Saturday’s flower parade will be the end of an era for South Holland.
It will be the 55th – and final – parade, and over the years millions of people will have watched what has been dubbed the greatest free spectacle in the UK.
Hundreds of local people have been involved in staging the production each year, from pinning tulip heads on to floats to driving the tractors that tow the floats along the parade route.
There are plans for an alternative people’s parade in future, but in the meantime tribute should be paid to the growers, organisers and volunteers who have worked with enthusiasm to put on the event over the last half century.
According to the Lincolnshire Free Press of April 25, 1950, the snowdrop was the beginnings of the district’s once famous bulb industry.
Apparently, “far-seeing pioneers John Thomas White, Richard Wellband and Frederick Culpin” had experimented with its bulb and those of other flowers 70 years previously. They found the local soil was particularly suitable for growing daffodils and by 1900 the production of those bulbs had spread to the surrounding district.
At the same time, the growing of tulips was becoming more widespread and by 1907 they had become of commercial importance.
The industry continued to expand until in 1939 the total acreage under tulips and daffodils was just under 5,000.

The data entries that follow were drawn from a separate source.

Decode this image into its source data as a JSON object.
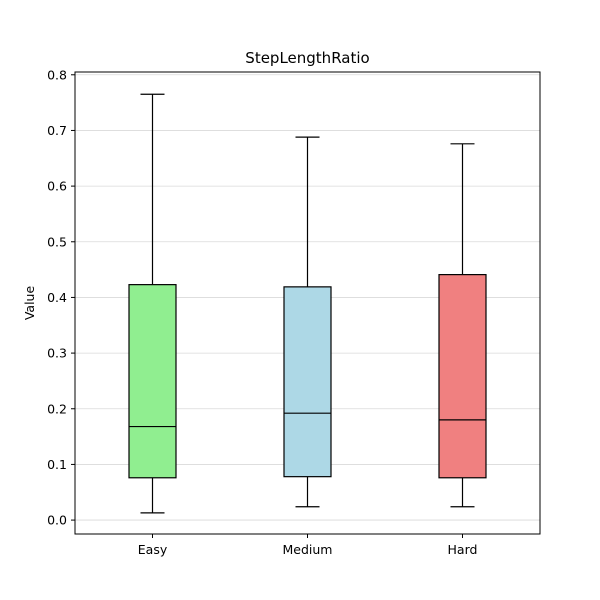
{
  "chart_data": {
    "type": "boxplot",
    "title": "StepLengthRatio",
    "xlabel": "",
    "ylabel": "Value",
    "ylim": [
      -0.025,
      0.805
    ],
    "yticks": [
      0.0,
      0.1,
      0.2,
      0.3,
      0.4,
      0.5,
      0.6,
      0.7,
      0.8
    ],
    "ytick_labels": [
      "0.0",
      "0.1",
      "0.2",
      "0.3",
      "0.4",
      "0.5",
      "0.6",
      "0.7",
      "0.8"
    ],
    "grid": "horizontal",
    "categories": [
      "Easy",
      "Medium",
      "Hard"
    ],
    "boxes": [
      {
        "category": "Easy",
        "whisker_low": 0.013,
        "q1": 0.076,
        "median": 0.168,
        "q3": 0.423,
        "whisker_high": 0.765,
        "color": "#90ee90"
      },
      {
        "category": "Medium",
        "whisker_low": 0.024,
        "q1": 0.078,
        "median": 0.192,
        "q3": 0.419,
        "whisker_high": 0.688,
        "color": "#add8e6"
      },
      {
        "category": "Hard",
        "whisker_low": 0.024,
        "q1": 0.076,
        "median": 0.18,
        "q3": 0.441,
        "whisker_high": 0.676,
        "color": "#f08080"
      }
    ]
  }
}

Five years after hostilities ended, the total acreage under bulbs was still only about 50 per cent of what was grown in 1939.
In 1950, when 18-year-old Joan Roberts was crowned “Tulipland’s first queen”, about 3,000 acres were in bloom.
Of those, about 450 acres were along an officially designated Tuliptime route that drew thousands of sightseers each year for three successive Sundays.
Joan was to tour the tulip fields on two of those Sundays – and sweetheart of the Forces Vera Lynn was another Tuliptime visitor that year.
Just eight years later, the Tulip Queen crowned in 1958 wowed the crowds by making her tour of the bulb fields in the first ever float, decorated with 50,000 tulip heads by Geest Industries Ltd.
Janet Bray was Tulip Queen that year and her attendants were Pat Newbatt and Jean Davis.
Their procession around the colourful fields of flowers in the floral float was described as “the most triumphant of all tours” and obviously set the model that was followed in successive years.
Floats became bigger, ever more imaginative, and the crowds came. But farmers switched to other crops, float sponsors became harder to find and finally the parade failed to create the mass interest it had once enjoyed.